Beyond the classroom, do elected student leaders regularly meet with a university’s top management at least monthly? Are the learners’ ratings of faculty made publicly available to students in order for them to select classes in fully informed disclosure? Are student course materials made available electronically? A strong university champions transparency and student feedback.
Second, learning beyond the classroom in extracurricular activities exists as one of the best life-preparation tools that any campus can offer. Club activities represent the extracurricular cornerstone of university life. However, allowing students to congregate for their own activities does not indicate adequate institutional support.

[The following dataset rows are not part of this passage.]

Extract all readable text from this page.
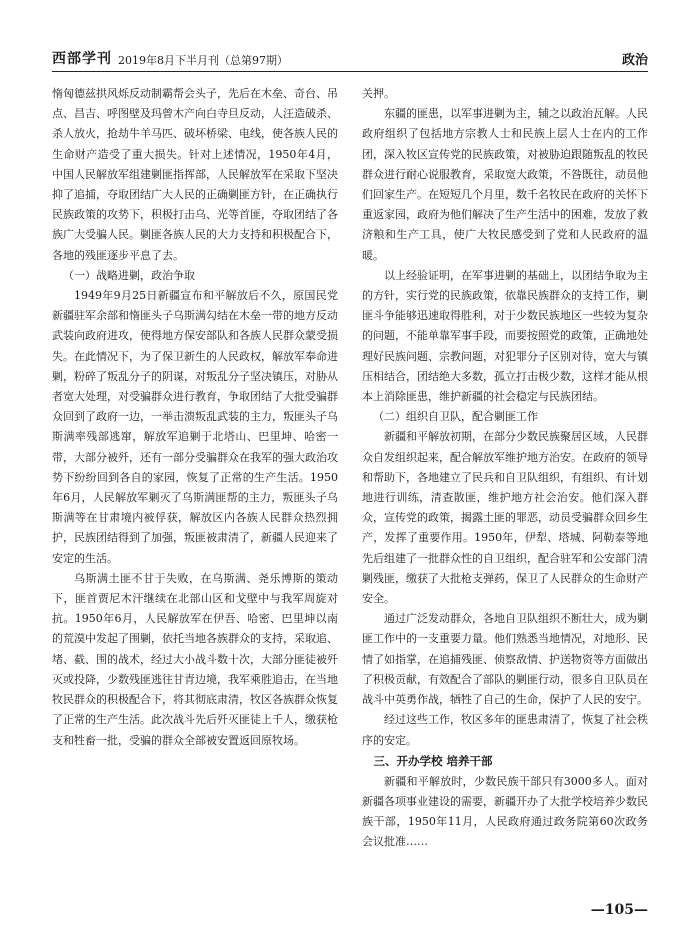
西部学刊 2019年8月下半月刊（总第97期）	政治

惰匈德兹拱风烁反动制霸帮会头子，先后在木垒、奇台、吊点、昌吉、呼图壁及玛曾木产向白寺旦反动，人汪造破杀、杀人放火，抢劫牛羊马匹、破坏桥梁、电线，使各族人民的生命财产造受了重大损失。针对上述情况，1950年4月，中国人民解放军组建剿匪指挥部，人民解放军在采取下坚决抑了追捕，夺取团结广大人民的正确剿匪方针，在正确执行民族政策的攻势下，积极打击乌、光等首匪，夺取团结了各族广大受骗人民。剿匪各族人民的大力支持和积极配合下，各地的残匪逐步平息了去。

（一）战略进剿，政治争取

1949年9月25日新疆宣布和平解放后不久，原国民党新疆驻军余部和惰匪头子乌斯满勾结在木垒一带的地方反动武装向政府进攻，使得地方保安部队和各族人民群众蒙受损失。在此情况下，为了保卫新生的人民政权，解放军奉命进剿，粉碎了叛乱分子的阴谋，对叛乱分子坚决镇压，对胁从者宽大处理，对受骗群众进行教育，争取团结了大批受骗群众回到了政府一边，一举击溃叛乱武装的主力，叛匪头子乌斯满率残部逃窜，解放军追剿于北塔山、巴里坤、哈密一带，大部分被歼，还有一部分受骗群众在我军的强大政治攻势下纷纷回到各自的家园，恢复了正常的生产生活。1950年6月，人民解放军剿灭了乌斯满匪帮的主力，叛匪头子乌斯满等在甘肃境内被俘获，解放区内各族人民群众热烈拥护，民族团结得到了加强，叛匪被肃清了，新疆人民迎来了安定的生活。

乌斯满土匪不甘于失败，在乌斯满、尧乐博斯的策动下，匪首贾尼木汗继续在北部山区和戈壁中与我军周旋对抗。1950年6月，人民解放军在伊吾、哈密、巴里坤以南的荒漠中发起了围剿，依托当地各族群众的支持，采取追、堵、截、围的战术，经过大小战斗数十次，大部分匪徒被歼灭或投降，少数残匪逃往甘青边境，我军乘胜追击，在当地牧民群众的积极配合下，将其彻底肃清，牧区各族群众恢复了正常的生产生活。此次战斗先后歼灭匪徒上千人，缴获枪支和牲畜一批，受骗的群众全部被安置返回原牧场。

关押。

东疆的匪患，以军事进剿为主，辅之以政治瓦解。人民政府组织了包括地方宗教人士和民族上层人士在内的工作团，深入牧区宣传党的民族政策，对被胁迫跟随叛乱的牧民群众进行耐心说服教育，采取宽大政策，不咎既往，动员他们回家生产。在短短几个月里，数千名牧民在政府的关怀下重返家园，政府为他们解决了生产生活中的困难，发放了救济粮和生产工具，使广大牧民感受到了党和人民政府的温暖。

以上经验证明，在军事进剿的基础上，以团结争取为主的方针，实行党的民族政策，依靠民族群众的支持工作，剿匪斗争能够迅速取得胜利，对于少数民族地区一些较为复杂的问题，不能单靠军事手段，而要按照党的政策，正确地处理好民族问题、宗教问题，对犯罪分子区别对待，宽大与镇压相结合，团结绝大多数，孤立打击极少数，这样才能从根本上消除匪患，维护新疆的社会稳定与民族团结。

（二）组织自卫队，配合剿匪工作

新疆和平解放初期，在部分少数民族聚居区域，人民群众自发组织起来，配合解放军维护地方治安。在政府的领导和帮助下，各地建立了民兵和自卫队组织，有组织、有计划地进行训练，清查散匪，维护地方社会治安。他们深入群众，宣传党的政策，揭露土匪的罪恶，动员受骗群众回乡生产，发挥了重要作用。1950年，伊犁、塔城、阿勒泰等地先后组建了一批群众性的自卫组织，配合驻军和公安部门清剿残匪，缴获了大批枪支弹药，保卫了人民群众的生命财产安全。

通过广泛发动群众，各地自卫队组织不断壮大，成为剿匪工作中的一支重要力量。他们熟悉当地情况，对地形、民情了如指掌，在追捕残匪、侦察敌情、护送物资等方面做出了积极贡献，有效配合了部队的剿匪行动，很多自卫队员在战斗中英勇作战，牺牲了自己的生命，保护了人民的安宁。

经过这些工作，牧区多年的匪患肃清了，恢复了社会秩序的安定。

三、开办学校 培养干部

新疆和平解放时，少数民族干部只有3000多人。面对新疆各项事业建设的需要，新疆开办了大批学校培养少数民族干部，1950年11月，人民政府通过政务院第60次政务会议批准……

—105—
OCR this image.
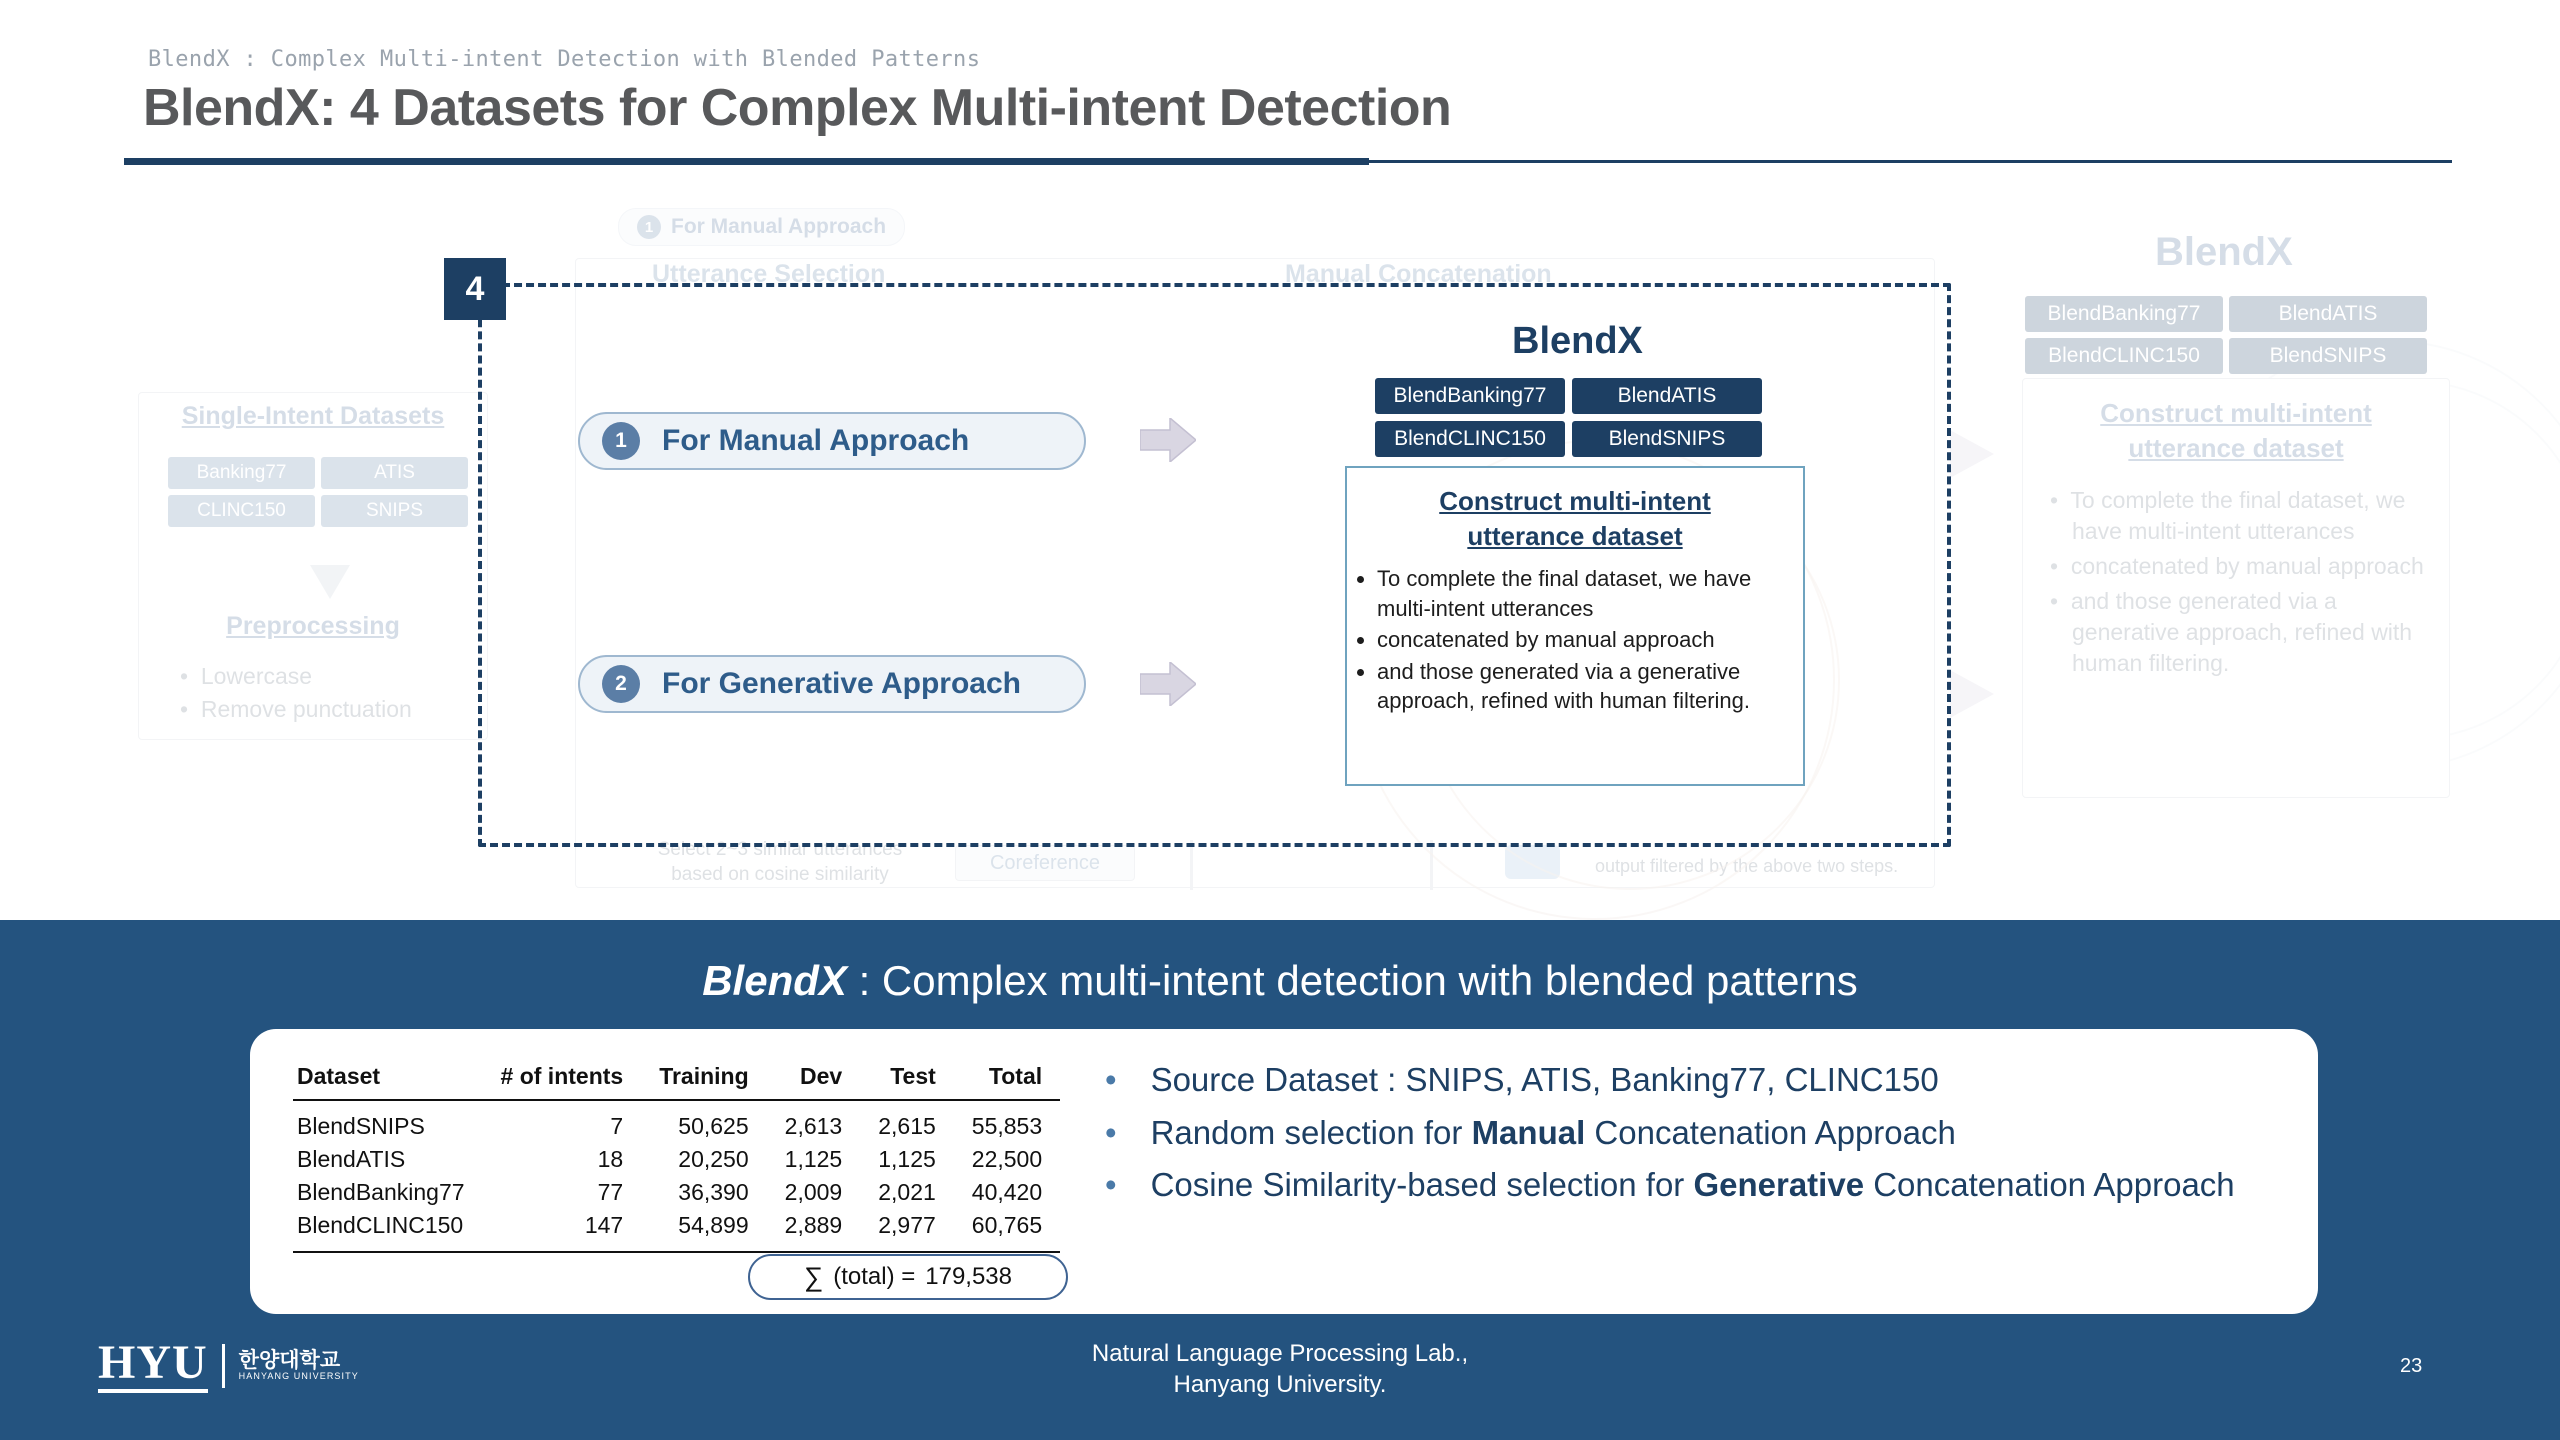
BlendX : Complex Multi-intent Detection with Blended Patterns
BlendX: 4 Datasets for Complex Multi-intent Detection
1 For Manual Approach
Utterance Selection	Manual Concatenation
Select 2~3 similar utterances based on cosine similarity
Coreference	output filtered by the above two steps.
Single-Intent Datasets
Banking77	ATIS
CLINC150	SNIPS
Preprocessing
•  Lowercase
•  Remove punctuation
BlendX
BlendBanking77	BlendATIS
BlendCLINC150	BlendSNIPS
Construct multi-intent
utterance dataset
•  To complete the final dataset, we have multi-intent utterances
•  concatenated by manual approach
•  and those generated via a generative approach, refined with human filtering.
4
1	For Manual Approach
2	For Generative Approach
BlendX
BlendBanking77	BlendATIS
BlendCLINC150	BlendSNIPS
Construct multi-intent
utterance dataset
• To complete the final dataset, we have multi-intent utterances
• concatenated by manual approach
• and those generated via a generative approach, refined with human filtering.
BlendX : Complex multi-intent detection with blended patterns
Dataset	# of intents	Training	Dev	Test	Total
BlendSNIPS	7	50,625	2,613	2,615	55,853
BlendATIS	18	20,250	1,125	1,125	22,500
BlendBanking77	77	36,390	2,009	2,021	40,420
BlendCLINC150	147	54,899	2,889	2,977	60,765
∑ (total) = 179,538
• Source Dataset : SNIPS, ATIS, Banking77, CLINC150
• Random selection for Manual Concatenation Approach
• Cosine Similarity-based selection for Generative Concatenation Approach
HYU 한양대학교
HANYANG UNIVERSITY
Natural Language Processing Lab.,
Hanyang University.
23
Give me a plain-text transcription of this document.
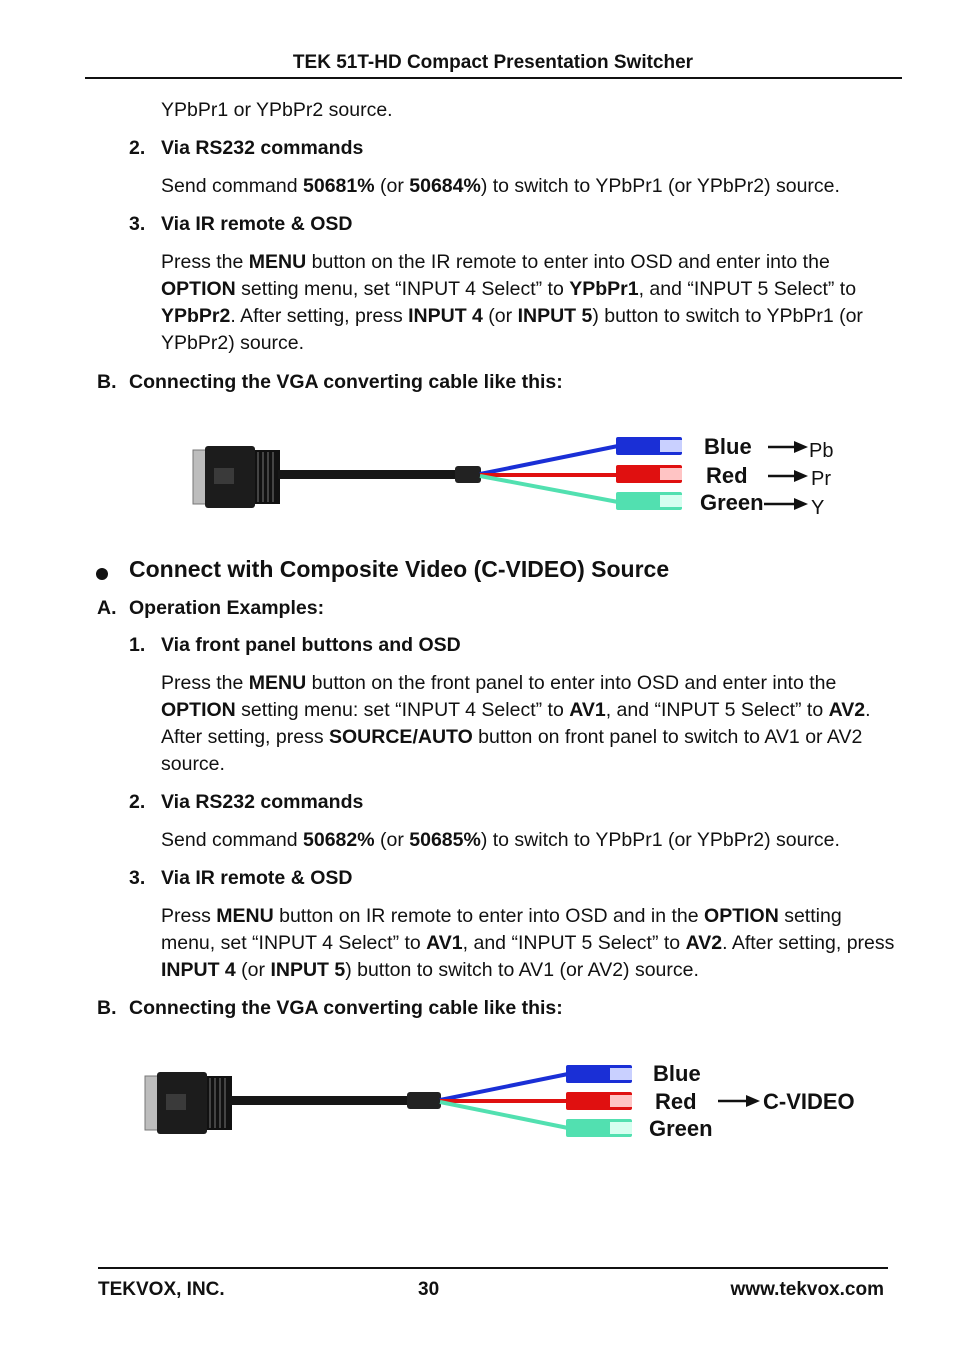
TEK 51T-HD Compact Presentation Switcher
YPbPr1 or YPbPr2 source.
2. Via RS232 commands
Send command 50681% (or 50684%) to switch to YPbPr1 (or YPbPr2) source.
3. Via IR remote & OSD
Press the MENU button on the IR remote to enter into OSD and enter into the OPTION setting menu, set “INPUT 4 Select” to YPbPr1, and “INPUT 5 Select” to YPbPr2. After setting, press INPUT 4 (or INPUT 5) button to switch to YPbPr1 (or YPbPr2) source.
B. Connecting the VGA converting cable like this:
Blue
Red
Green
Pb
Pr
Y
Connect with Composite Video (C-VIDEO) Source
A. Operation Examples:
1. Via front panel buttons and OSD
Press the MENU button on the front panel to enter into OSD and enter into the OPTION setting menu: set “INPUT 4 Select” to AV1, and “INPUT 5 Select” to AV2. After setting, press SOURCE/AUTO button on front panel to switch to AV1 or AV2 source.
2. Via RS232 commands
Send command 50682% (or 50685%) to switch to YPbPr1 (or YPbPr2) source.
3. Via IR remote & OSD
Press MENU button on IR remote to enter into OSD and in the OPTION setting menu, set “INPUT 4 Select” to AV1, and “INPUT 5 Select” to AV2. After setting, press INPUT 4 (or INPUT 5) button to switch to AV1 (or AV2) source.
B. Connecting the VGA converting cable like this:
Blue
Red
Green
C-VIDEO
TEKVOX, INC.	30	www.tekvox.com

What extent does the university foster and encourage extracurricular activities? Prospective students should ask what percentage of the annual university budget is spent on undergraduate student clubs. Use the comparisons across campuses to make decisions on where you will enroll. Also investigate the level of autonomy that student clubs and leadership have in governing their own affairs. Many universities attempt to stifle student activities, opinions, and budget spending.
Third, a university should offer its undergraduates pursuing bachelor’s degrees applied learning, not regurgitation of outdated theories. Students studying for a bachelor’s degree in entrepreneurship should not spend copious amounts of time learning “what is entrepreneurship”, but rather actually start real businesses in their classes and gain techniques, coaching, and guidance along the way in an experiential learning approach.
Students studying journalism should not only look at examples of famous journalists, but instead start and submit their own content to receive feedback from famous journalists.
International relations scholars must not only learn about diplomacy triumphs of the 18th century but also take part in active applied learning such Africa Model United Nations in Nairobi, Global Model United Nations at Harvard, and start their own real NGOs housed at their tertiary institution.
Universities forcing only three-month paltry attachments at the end of an undergraduate programme is not sufficient to instill applied learning. The lack of experiential learning is why in Kenya we have graduates of accounting programmes who still do not know how to do real world tasks such as writing a cheque or conducting bank reconciliations.
So, prospective students and their parents must not only ask admissions officers, deans, and lecturers what is taught in classrooms but also HOW it gets taught.